Water therapy is typically done in three parts: the warm up, stretching or toning and the cool down. Therapists enter the pool alongside patients and aid in assistive movements as they instruct the proper techniques. The warm up consists of a combination of various cardiovascular exercises. Depending on the type of session, warm ups may include swimming laps. Water strength exercises are ideal for targeting certain areas of the body, such as the hips, quadriceps, back, arms, shoulders or abs. Warm ups should take only a few minutes before moving onto the stretching or toning part of the session.
Water has been proven effective as a treatment for pain. Ice packs constrict blood vessels, thus decreasing swelling and pain from everything from a sports injury to bad headache. Hot tubs are often used to facilitate relaxation, reduce pain from muscle soreness and can be used for active persons of all physical levels and ages. Water therapy speeds up the healing process and allows the injured person to maintain his/her fitness levels without having to try and put their full weight on an injured leg, foot or other part of the body. Taking the time to relax in a heated bath at home is also beneficial.
Studies have shown that pain and muscle spasms in an injured area are reduced when the temperature of the water reaches 90 to 95 degrees. When pain and swelling is reduced, the body is able to relax and heal more quickly. Hot tubs set to this temperature are ideal for enhancing range of motion and promoting pain relief.

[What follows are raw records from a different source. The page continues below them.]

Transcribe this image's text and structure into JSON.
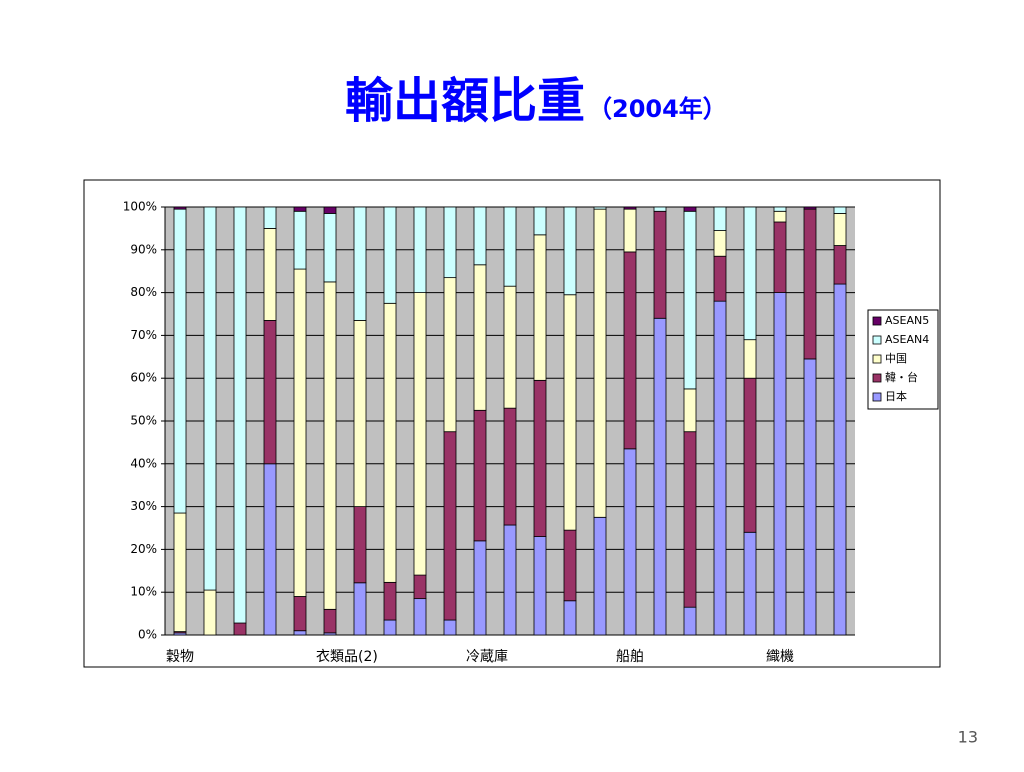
{
  "chart_data": {
    "type": "stacked_bar",
    "title": "輸出額比重",
    "subtitle": "（2004年）",
    "categories": [
      "穀物",
      null,
      null,
      null,
      null,
      "衣類品(2)",
      null,
      null,
      null,
      null,
      "冷蔵庫",
      null,
      null,
      null,
      null,
      "船舶",
      null,
      null,
      null,
      null,
      "織機",
      null,
      null
    ],
    "series": [
      {
        "name": "日本",
        "color": "#9999ff",
        "values": [
          0.5,
          0,
          0,
          40,
          1,
          0.5,
          12.2,
          3.5,
          8.5,
          3.5,
          22,
          25.7,
          23,
          8,
          27.5,
          43.5,
          74,
          6.5,
          78,
          24,
          80,
          64.5,
          82
        ]
      },
      {
        "name": "韓・台",
        "color": "#993366",
        "values": [
          0.3,
          0,
          2.8,
          33.5,
          8,
          5.5,
          17.8,
          8.8,
          5.5,
          44,
          30.5,
          27.3,
          36.5,
          16.5,
          0,
          46,
          25,
          41,
          10.5,
          36,
          16.5,
          35,
          9
        ]
      },
      {
        "name": "中国",
        "color": "#ffffcc",
        "values": [
          27.7,
          10.5,
          0,
          21.5,
          76.5,
          76.5,
          43.5,
          65.2,
          66,
          36,
          34,
          28.5,
          34,
          55,
          72,
          10,
          0,
          10,
          6,
          9,
          2.5,
          0,
          7.5
        ]
      },
      {
        "name": "ASEAN4",
        "color": "#ccffff",
        "values": [
          71,
          89.5,
          97.2,
          5,
          13.5,
          16,
          26.5,
          22.5,
          20,
          16.5,
          13.5,
          18.5,
          6.5,
          20.5,
          0.5,
          0,
          1,
          41.5,
          5.5,
          31,
          1,
          0,
          1.5
        ]
      },
      {
        "name": "ASEAN5",
        "color": "#660066",
        "values": [
          0.5,
          0,
          0,
          0,
          1,
          1.5,
          0,
          0,
          0,
          0,
          0,
          0,
          0,
          0,
          0,
          0.5,
          0,
          1,
          0,
          0,
          0,
          0.5,
          0
        ]
      }
    ],
    "ylim": [
      0,
      100
    ],
    "yticks": [
      {
        "value": 0,
        "label": "0%"
      },
      {
        "value": 10,
        "label": "10%"
      },
      {
        "value": 20,
        "label": "20%"
      },
      {
        "value": 30,
        "label": "30%"
      },
      {
        "value": 40,
        "label": "40%"
      },
      {
        "value": 50,
        "label": "50%"
      },
      {
        "value": 60,
        "label": "60%"
      },
      {
        "value": 70,
        "label": "70%"
      },
      {
        "value": 80,
        "label": "80%"
      },
      {
        "value": 90,
        "label": "90%"
      },
      {
        "value": 100,
        "label": "100%"
      }
    ],
    "grid": true,
    "legend": "right",
    "plot_background": "#c0c0c0"
  },
  "page_number": "13"
}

Pools and other bodies of water accommodate both shorter and taller patients and provide sufficient room for the proper execution of exercises.

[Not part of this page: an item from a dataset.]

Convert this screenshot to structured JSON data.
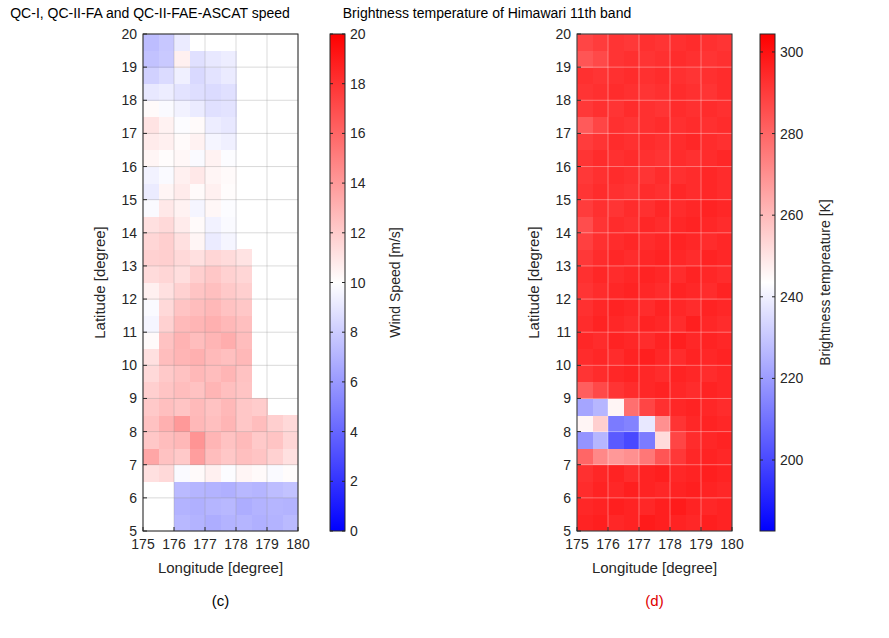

Water rehabilitation can range from an affordable $50 to the higher-priced $250 for a 45-minute therapy session. Cost will depend on several factors, including the type of session options selected and whether the session is a private or group lesson. In some cases, an insurance company may pay for part or all of the cost related to the water rehabilitation sessions. It’s important to speak with the insurance provider before starting therapy to ensure the cost is covered. Thankfully, aquatic therapy first appeared as a CPT code in 1995, increasing the chance it will be at least partially taken care of by a patient’s particular insurance company.
Water rehabilitation can be used to improve overall fitness and speed up healing of various conditions and injuries, especially for persons anxious to get back to their workouts or the playing field. Patients in need of water rehabilitation should consult their doctor to find treatment options at a local hospital, long-term health facility or gym.